Я немного промолчал. Затем раскрыл крылья, подымаясь и вернул себе вид местного крокодила. Зеленого.
− Знаете, что будет, если вы расскажете обо мне начальству?
− Что? − спросил лектор.
− Наиболее вероятно, вас отправят в психбольницу.
− Почему это? − возмутился зеленый.
− Потому что я здесь несколько лет живу и не намерен выставлять себя напоказ. Но вы меня немного убедили, что и вправду хотите считать всех разумных равными.
− Но, если вы прилетели к нам, вы должны раскрыться! Это же событие мирового масштаба!
− Понимаете ли, я маленький, а планета у вас слишком большая, меня раздавит. Не нужны никакие масштабы. Корабль мой сбили. Меня обстреляли, когда я первый раз появился. Ваши обстреляли, у тех за одно слово "самолет" в шпионы записывают.
− Самолеты есть не только у нас.
− У вас здесь есть колония инопланетян? − удивился я.
− Не... − Зеленый запнулся.
− Значит, ваши обстреляли. Больше некому.
− Но я же сказал, это была ошибка.
− Ошибки надо исправлять. Для вас единственная возможность доказать, что вы не лжете − дать мне возможность спокойно и свободно жить и так, чтобы никто не вмешивался в мои дела.
− Сейчас это невозможно. Идет война.
− Я плохо понимаю это слово, − соврал я. − Не знаю, что такое "война".
− Вы же здесь жили несколько лет!
− Да, жил. На цепочке у одного хозяина. Понимаете ли, первым я увидел зеленого крокодила и стал зеленым. Потом только коричневым, да и будучи коричневым, попал в психдом. Они меня не поняли. А когда началась эта самая ваша "война", мне сунули в лапы оружие и послали убивать непонятно кого и непонятно за что.

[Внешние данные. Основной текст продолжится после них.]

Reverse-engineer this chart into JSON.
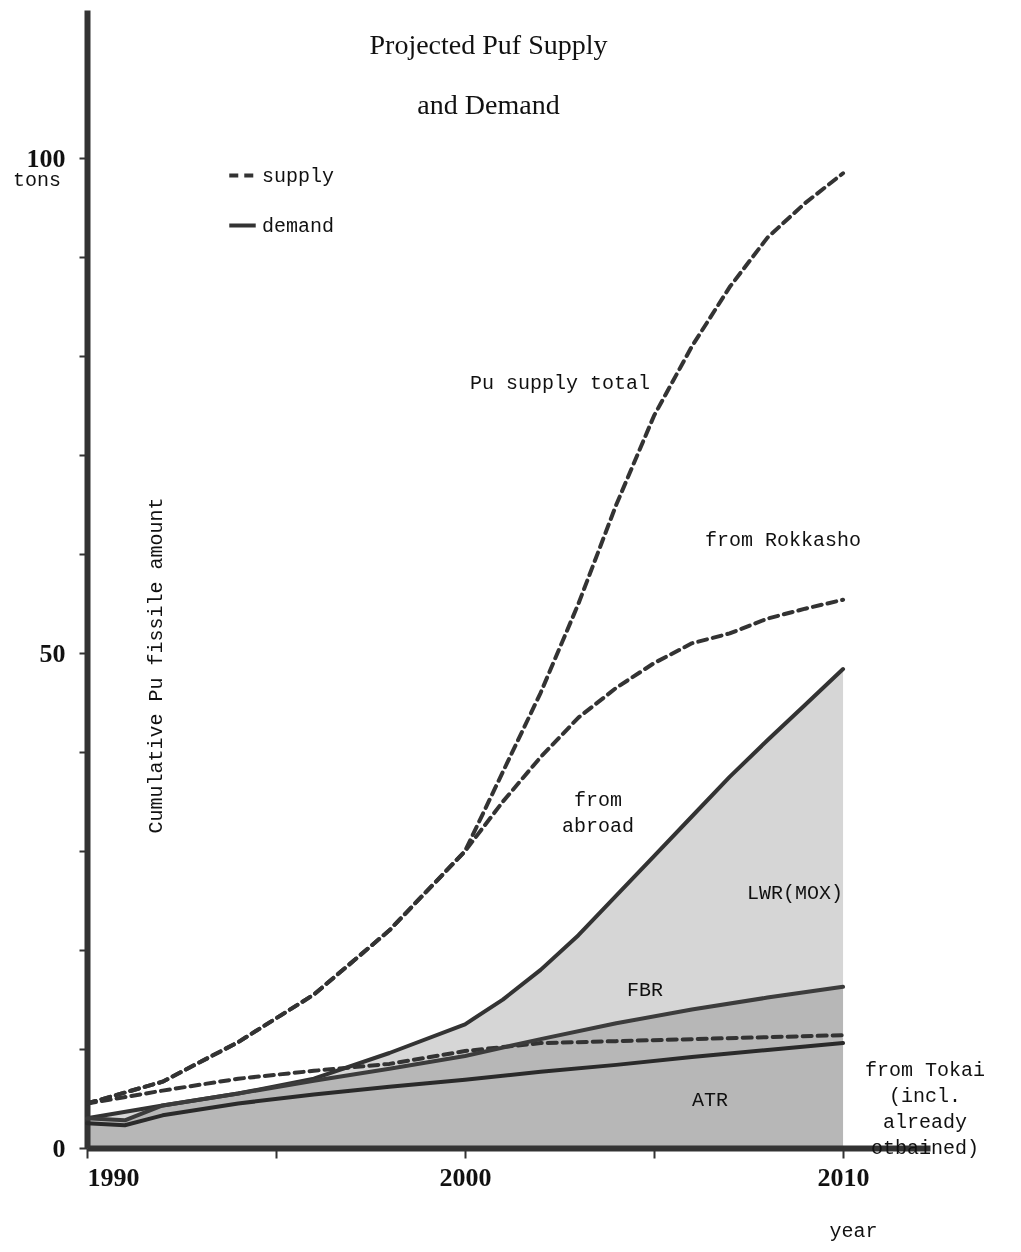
{
  "chart_data": {
    "type": "line",
    "title": "Projected Puf Supply\nand Demand",
    "xlabel": "year",
    "ylabel": "Cumulative Pu fissile amount",
    "xlim": [
      1990,
      2012.3
    ],
    "xticks": [
      1990,
      {
        "value": 1995,
        "label": null
      },
      2000,
      {
        "value": 2005,
        "label": null
      },
      2010
    ],
    "ylim": [
      0,
      115
    ],
    "yticks": [
      0,
      {
        "value": 10,
        "label": null
      },
      {
        "value": 20,
        "label": null
      },
      {
        "value": 30,
        "label": null
      },
      {
        "value": 40,
        "label": null
      },
      50,
      {
        "value": 60,
        "label": null
      },
      {
        "value": 70,
        "label": null
      },
      {
        "value": 80,
        "label": null
      },
      {
        "value": 90,
        "label": null
      },
      100
    ],
    "legend": "top left",
    "grid": false,
    "series": [
      {
        "type": "line",
        "name": "supply",
        "color": "#333333",
        "line_style": "dashed",
        "x": [
          1990,
          1992,
          1994,
          1996,
          1998,
          2000,
          2001,
          2002,
          2003,
          2004,
          2005,
          2006,
          2007,
          2008,
          2009,
          2010
        ],
        "values": [
          4.5,
          6.7,
          10.7,
          15.5,
          22,
          30,
          38,
          46,
          55,
          65,
          74,
          81,
          87,
          92,
          95.5,
          98.5
        ]
      },
      {
        "type": "line",
        "color": "#333333",
        "line_style": "dashed",
        "x": [
          1990,
          1992,
          1994,
          1996,
          1998,
          2000,
          2001,
          2002,
          2003,
          2004,
          2005,
          2006,
          2007,
          2008,
          2009,
          2010
        ],
        "values": [
          4.5,
          6.7,
          10.7,
          15.5,
          22,
          30,
          35,
          39.5,
          43.5,
          46.5,
          49,
          51,
          52,
          53.5,
          54.5,
          55.4
        ]
      },
      {
        "type": "line",
        "color": "#333333",
        "line_style": "dashed",
        "x": [
          1990,
          1992,
          1994,
          1996,
          1998,
          2000,
          2002,
          2004,
          2006,
          2008,
          2010
        ],
        "values": [
          4.5,
          5.8,
          7,
          7.8,
          8.5,
          9.8,
          10.6,
          10.8,
          11,
          11.2,
          11.4
        ]
      },
      {
        "type": "area",
        "name": "demand",
        "color": "#333333",
        "line_style": "solid",
        "x": [
          1990,
          1992,
          1994,
          1996,
          1998,
          2000,
          2001,
          2002,
          2003,
          2004,
          2005,
          2006,
          2007,
          2008,
          2009,
          2010
        ],
        "values": [
          3,
          4.3,
          5.5,
          7,
          9.6,
          12.5,
          15,
          18,
          21.5,
          25.5,
          29.5,
          33.5,
          37.5,
          41.2,
          44.8,
          48.4
        ]
      },
      {
        "type": "area",
        "color": "#3c3c3c",
        "line_style": "solid",
        "x": [
          1990,
          1991,
          1992,
          1994,
          1996,
          1998,
          2000,
          2002,
          2004,
          2006,
          2008,
          2010
        ],
        "values": [
          3,
          2.8,
          4.3,
          5.5,
          6.8,
          8,
          9.3,
          11,
          12.6,
          14,
          15.2,
          16.3
        ]
      },
      {
        "type": "line",
        "color": "#2a2a2a",
        "line_style": "solid",
        "x": [
          1990,
          1991,
          1992,
          1994,
          1996,
          1998,
          2000,
          2002,
          2004,
          2006,
          2008,
          2010
        ],
        "values": [
          2.5,
          2.3,
          3.3,
          4.5,
          5.4,
          6.2,
          6.9,
          7.7,
          8.4,
          9.2,
          9.9,
          10.6
        ]
      }
    ],
    "annotations": [
      "tons",
      "Pu supply total",
      "from Rokkasho",
      "from\nabroad",
      "LWR(MOX)",
      "FBR",
      "from Tokai\n(incl.\nalready\notbained)",
      "ATR"
    ]
  }
}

− Значит, вы были на фронте?
− Был. В двух боях участвовал. Во втором меня взяли в плен, хотели пристрелить на месте − не сумели.
− Откуда тогда вы знаете, что они хотели? − спросил командир вооруженной группы.
− Они это обсуждали. Я ваш язык немного знаю тоже. Знаете, весело так обсуждали. Говорят, "ну, что, пристрелим братца или пусть живет?" Им повезло, решили не стрелять.
− А если бы выстрелили?
− Пули глупые. Они всегда мимо меня мажут. А некоторые особо злые от дурости на сто восемдесят градусов разворачиваются...
Машина затормозила. Рядом оказалось несколько зеленых солдат, и вся группа выбралась наружу. Меня проводили через базу.
− Что вы намереваетесь делать сейчас? − спросил лектор, останавливаясь.
− Могу изобразить вашего раба. Цвет поменять − секундное дело.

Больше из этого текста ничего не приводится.